La magie du sourire
J’allais, j’avançais, je me déplaçais aussi vite que je pouvais, je ne restais pas en place. La vie m’avait si chahutée que je ne pouvais supporter le poids de cette solitude feutrée qui s’était abattue sur moi.
Je devais agir, des tâches titanesques m’incombaient, personne pour m’aider, mais je me déplaçais un pas après l’autre.
Parfois je priais, parfois je riais, de moins en moins souvent je pleurais, cela ne sert à rien de pleurer, qu’à creuser des sillons sur nos visages et rouvrir les plaies de l’âme.

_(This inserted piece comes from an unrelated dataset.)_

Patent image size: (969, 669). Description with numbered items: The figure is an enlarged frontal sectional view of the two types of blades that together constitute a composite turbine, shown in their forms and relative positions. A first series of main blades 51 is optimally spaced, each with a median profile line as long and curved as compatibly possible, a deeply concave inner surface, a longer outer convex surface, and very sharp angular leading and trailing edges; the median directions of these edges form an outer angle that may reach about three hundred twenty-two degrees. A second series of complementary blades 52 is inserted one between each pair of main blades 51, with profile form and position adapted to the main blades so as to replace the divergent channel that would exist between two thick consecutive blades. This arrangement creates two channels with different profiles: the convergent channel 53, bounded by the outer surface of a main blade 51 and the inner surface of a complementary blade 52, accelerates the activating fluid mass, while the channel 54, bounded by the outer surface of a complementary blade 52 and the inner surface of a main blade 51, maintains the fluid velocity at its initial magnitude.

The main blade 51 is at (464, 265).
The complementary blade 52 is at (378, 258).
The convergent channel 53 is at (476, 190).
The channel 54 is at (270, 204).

J’espérais dans ma prison dorée, je rêvais du bel inconnu que je pourrais séduire, en affichant des sourires sur nos lèvres, on attire plus les hommes qu’en montrant pâle figure.
Quand on sort dans la rue, un sourire en appelle un autre et mon cœur s’habillait de rose dès que mon sourire était rendu, que ce soit par un enfant ou une femme courbée par les ans.
Mes multiples occupations m’entraînaient soit sur des pentes neigeuses soit sur des chemins rocailleux, mais toujours joyeuse, je dévalais les pistes ou entraînais mes pieds à sautiller d’un caillou sur l’autre ou encore je baignais mon corps dans l’eau de l’océan.
Je servais les mendiants d’amitié, je méditais en groupe ou apprenais en reprenant des études.
Mes amies aimaient venir déguster chez moi des petits plats arrosés de champagne.
Je me faisais souvent inviter à prendre un thé ou à partager un repas. Mais cette solitude de l’âme me collait à la peau, l’Amour s’était enfui et je n’arrivais pas à me résoudre à passer les dernières années de ma vie de femme, seule, sans un compagnon de route. Plusieurs messieurs me regardaient avec envie mais je ne me voyais pas voyager avec eux.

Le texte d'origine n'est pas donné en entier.